NELF Urges US Supreme Court Review of Tester Standing
ARGUING THAT THE UNITED STATES SUPREME COURT SHOULD GRANT CERTIORARI TO DECIDE WHETHER A “TESTER” UNDER THE AMERICANS WITH DISABILITIES ACT, WHO VISITS PLACES OF PUBLIC ACCOMMODATION MERELY TO IDENTIFY POTENTIAL ADA VIOLATIONS, CAN ESTABLISH THE NECESSARY CONCRETE INJURY UNDER ARTICLE III OF THE UNITED STATES CONSTITUTION.
Kiser et al. v. Langer (United States Supreme Court, on certiorari)
NELF has filed an amicus brief in support of certiorari in this case. In Acheson Hotels, LLC v. Laufer, 601 U.S. 1 (2023), the Supreme Court was poised to decide whether an individual has Article III standing to sue a place of public accommodation for alleged noncompliance with the ADA, when she has no intention to visit that place as a patron. However, an unanticipated turn of events rendered that case moot. This case now before the Court presents the same issue of ADA tester standing. Accordingly, certiorari should be granted to decide that issue.
In Acheson Hotels, LLC v. Laufer, 601 U.S. 1 (2023), the Court was poised to decide whether an individual has Article III standing to sue a place of public accommodation for alleged noncompliance with the ADA, when she has no intention to visit that place as a patron. However, an unanticipated turn of events rendered that case moot. This case now before the Court presents the same issue of ADA tester standing. Accordingly, certiorari should be granted to decide that issue.
The District Court in this case conducted a bench trial and made detailed, first-hand findings from which it rejected the credibility of the respondent’s testimony that he intended to visit the petitioners’ commercial property as a customer. The court concluded that the respondent’s sole motivation, all along, was to visit the petitioners’ property as an ADA tester.
In a split decision, a panel of the Ninth Circuit erred when it rejected the trial court’s findings as “clearly erroneous,” under Fed. R. Civ. P. 52. Based on this erroneous ruling, the panel majority wrongly concluded that the respondent was a thwarted customer of the petitioners’ property who established Article III standing.
In the alternative, the panel majority also held that the respondent established Article III standing as an ADA tester. The court concluded that the respondent’s motivation in returning to the petitioners’ property was irrelevant under Article III, according to Ninth Circuit precedent interpreting Havens Realty Corp. v. Coleman, 455 U.S. 363 (1982).
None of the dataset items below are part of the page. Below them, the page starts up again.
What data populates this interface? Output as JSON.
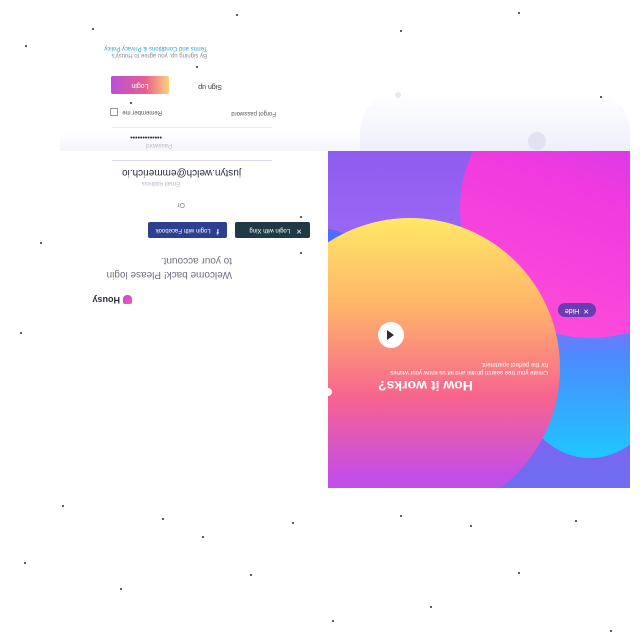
{
  "brand": {
    "name": "Housy"
  },
  "welcome": {
    "line1": "Welcome back! Please login",
    "line2": "to your account."
  },
  "social": {
    "facebook_label": "Login with Facebook",
    "xing_label": "Login with Xing",
    "or_label": "Or"
  },
  "form": {
    "email_label": "Email Address",
    "email_value": "justyn.welch@emmerich.io",
    "password_label": "Password",
    "password_value": "•••••••••••••",
    "remember_label": "Remember me",
    "forgot_label": "Forgot password",
    "login_label": "Login",
    "signup_label": "Sign up"
  },
  "terms": {
    "prefix": "By signing up, you agree to Housy's",
    "link": "Terms and Conditions & Privacy Policy"
  },
  "hero": {
    "title": "How it works?",
    "subtitle_line1": "Create your free search profile and let us know your wishes",
    "subtitle_line2": "for the perfect apartment.",
    "hide_label": "Hide"
  },
  "colors": {
    "login_gradient_start": "#b84fd8",
    "login_gradient_end": "#ffd17a",
    "facebook": "#2d3f8f",
    "xing": "#1f3a44",
    "terms_link": "#2fa4c8"
  },
  "icons": {
    "play": "play-icon",
    "close": "close-icon",
    "facebook": "facebook-icon",
    "xing": "xing-icon",
    "logo": "house-logo-icon"
  }
}
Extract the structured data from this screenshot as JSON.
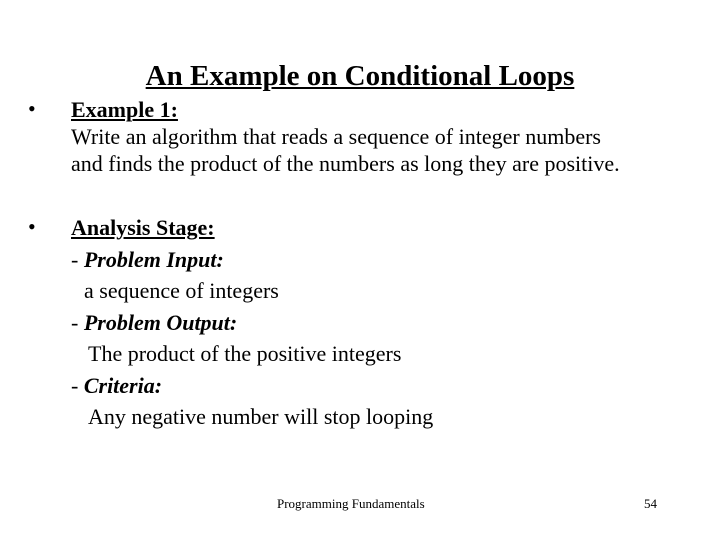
{
  "title": "An Example on Conditional Loops",
  "bullets": [
    {
      "heading": "Example 1:",
      "lines": [
        "Write an algorithm that reads a sequence of integer numbers",
        "and finds the product of the numbers as long they are positive."
      ]
    },
    {
      "heading": "Analysis Stage:",
      "items": [
        {
          "label": "Problem Input:",
          "value": "a sequence of integers"
        },
        {
          "label": "Problem Output:",
          "value": "The product of the positive integers"
        },
        {
          "label": "Criteria:",
          "value": "Any negative number will stop looping"
        }
      ]
    }
  ],
  "bullet_glyph": "•",
  "dash": "- ",
  "footer": {
    "text": "Programming Fundamentals",
    "page_number": "54"
  }
}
Therefore, this case is a strong vehicle for deciding whether an ADA tester has Article III standing. The District Court reached the unassailable conclusion that the respondent only intended to visit the petitioners’ property as a tester, and the Ninth Circuit held that the respondent had Article III standing as a tester.
It is difficult to see how an ADA tester could establish a concrete harm required under Article III, let alone state a claim recognized under the ADA. Unlike an individual with disabilities who is a thwarted customer–Congress’s area of concern–a tester does not seek to gain access to a place of public accommodation to enjoy the benefits of the goods or services offered there. A tester is not personally harmed by any unlawful structural barriers to entry. His own ADA rights are not violated. He is not personally denied equal treatment by the defendant’s alleged discriminatory conduct.
Instead, a tester is essentially a concerned but unharmed observer seeking to enforce the ADA rights of others. An uninjured tester’s attempted private enforcement of the law exceeds Article III’s jurisdictional limits.
Such private enforcement of the law would also intrude upon the Department of Justice’s exclusive, and politically accountable, power to enforce the ADA on behalf of the general public, under Article II. In this case, for example, rather than suing the petitioners, a Government official could have simply engaged them in a productive dialogue to make any necessary changes to their parking lot.